Prêche #10 « L’éthique universelle du Coran » (Eva Janadin, 10 avril 2020)

« Aujourd’hui, je souhaite que l’on s’interroge sur l’éthique universelle que propose le Coran. On a trop souvent tendance à réduire les actes en islam aux actes rituels, à l’orthopraxie, alors que le Coran insiste bien plus sur les vertus que l’être humain peut cultiver pour améliorer son comportement au quotidien.

Une réflexion sur un passage de la sourate 31, Luqmân, versets 12-19 permettra de nous éclairer pour mieux comprendre le bel-agir universel que le Coran nous exhorte à adopter. Dans cet extrait, Luqmân donne alors plusieurs recommandations à son fils :

« 12. Et Nous avons donné la Sagesse à Luqmân : “Sois reconnaissant envers Dieu !” Or, qui est reconnaissant n’est reconnaissant qu’envers lui-même, et qui est ingrat alors, vraiment. Dieu est Autosuffisant, Digne de louanges !

13. Or, Luqmân parle ainsi à son fils en l’exhortant : “Mon cher fils ! Ne codéifie pas Dieu ! Vraiment, la codéification est un enténèbrement d’injustice sans commune mesure.

14. Et Nous avons recommandé à l’être humain (la bienfaisance envers) ses deux géniteurs. Sa mère l’a porté, fatigue après fatigue. Le sevrage de l’enfant se fait dans les deux ans. Sois reconnaissant envers Moi et envers ses deux géniteurs ! Jusqu’à Moi est le devenir.

15. Et si tous deux te forcent à Me codéifier ce dont tu n’as aucune science, alors ne leur obéis pas et comporte-toi avec eux avec convenance dans l’ici-bas. Et suis le chemin de qui se tourne vers Moi.
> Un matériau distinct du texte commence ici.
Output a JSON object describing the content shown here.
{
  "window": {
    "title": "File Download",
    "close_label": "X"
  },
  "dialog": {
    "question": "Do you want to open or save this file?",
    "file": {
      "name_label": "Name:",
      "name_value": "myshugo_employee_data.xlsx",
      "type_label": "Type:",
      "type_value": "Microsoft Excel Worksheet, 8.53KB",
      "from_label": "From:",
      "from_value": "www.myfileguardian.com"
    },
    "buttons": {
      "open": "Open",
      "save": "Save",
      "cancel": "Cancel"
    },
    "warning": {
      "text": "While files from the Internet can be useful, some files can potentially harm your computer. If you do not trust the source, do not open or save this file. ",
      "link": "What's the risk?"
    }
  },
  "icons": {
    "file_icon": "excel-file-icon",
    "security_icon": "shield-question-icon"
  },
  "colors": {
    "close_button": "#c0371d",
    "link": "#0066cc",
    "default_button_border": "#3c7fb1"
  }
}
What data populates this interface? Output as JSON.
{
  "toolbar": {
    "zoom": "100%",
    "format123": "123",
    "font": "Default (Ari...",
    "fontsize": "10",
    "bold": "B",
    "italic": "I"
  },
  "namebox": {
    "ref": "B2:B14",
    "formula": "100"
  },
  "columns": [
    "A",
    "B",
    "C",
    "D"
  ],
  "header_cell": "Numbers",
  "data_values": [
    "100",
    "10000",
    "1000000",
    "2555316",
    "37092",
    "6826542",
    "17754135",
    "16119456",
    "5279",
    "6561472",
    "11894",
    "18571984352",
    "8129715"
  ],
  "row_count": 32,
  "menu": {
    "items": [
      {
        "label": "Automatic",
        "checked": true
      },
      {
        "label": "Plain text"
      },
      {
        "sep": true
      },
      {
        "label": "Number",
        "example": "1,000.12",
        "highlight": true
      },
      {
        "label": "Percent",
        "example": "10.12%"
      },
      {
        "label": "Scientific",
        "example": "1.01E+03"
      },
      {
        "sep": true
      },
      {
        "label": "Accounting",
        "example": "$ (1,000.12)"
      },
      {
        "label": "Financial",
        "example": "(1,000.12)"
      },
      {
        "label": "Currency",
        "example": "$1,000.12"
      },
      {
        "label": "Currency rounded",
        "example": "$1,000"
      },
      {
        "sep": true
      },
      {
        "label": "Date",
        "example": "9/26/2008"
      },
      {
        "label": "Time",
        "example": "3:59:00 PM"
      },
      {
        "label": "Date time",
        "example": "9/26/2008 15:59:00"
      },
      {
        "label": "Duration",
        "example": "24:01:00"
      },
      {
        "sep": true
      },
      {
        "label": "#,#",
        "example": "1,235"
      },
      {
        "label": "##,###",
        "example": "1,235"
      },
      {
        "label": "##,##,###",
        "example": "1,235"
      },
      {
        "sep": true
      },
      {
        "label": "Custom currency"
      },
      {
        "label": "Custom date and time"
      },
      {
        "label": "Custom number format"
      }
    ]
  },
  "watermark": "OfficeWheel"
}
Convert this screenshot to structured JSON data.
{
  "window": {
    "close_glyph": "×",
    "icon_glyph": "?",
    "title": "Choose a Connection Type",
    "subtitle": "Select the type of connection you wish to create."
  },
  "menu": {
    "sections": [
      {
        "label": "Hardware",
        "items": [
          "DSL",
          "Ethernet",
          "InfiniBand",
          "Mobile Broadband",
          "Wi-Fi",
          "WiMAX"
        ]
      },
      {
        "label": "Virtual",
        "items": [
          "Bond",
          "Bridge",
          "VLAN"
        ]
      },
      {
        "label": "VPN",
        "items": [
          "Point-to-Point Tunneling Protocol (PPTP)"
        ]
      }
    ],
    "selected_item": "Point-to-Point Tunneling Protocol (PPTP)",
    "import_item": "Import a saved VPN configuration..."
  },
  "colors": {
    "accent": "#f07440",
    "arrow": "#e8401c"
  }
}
Puis, jusqu’à Moi est votre lieu de réintégration. Alors, Je vous informerai de ce que vous faisiez.

16. Mon cher fils ! Vraiment, fût-ce le poids d’une graine de sénevé, qu’elle se trouve dans un rocher ou dans les cieux ou en terre, Dieu la ramènerait. Vraiment, Dieu, Subtil, Très-Informé !

17. Mon cher fils ! Élève l’action unifiante de grâce (i.e. la prière), et ordonne ce qui est reconnu convenable, et interdis ce qui est tenu pour désapprouvé, et sois endurant devant ce qui t’atteint ! Vraiment, cela relève des fermes décisions à prendre !

18. Et ne fais pas la moue par mépris des humains et ne marche pas sur la terre avec insolence ! Vraiment, Dieu n’aime pas tout infatué plein de gloriole !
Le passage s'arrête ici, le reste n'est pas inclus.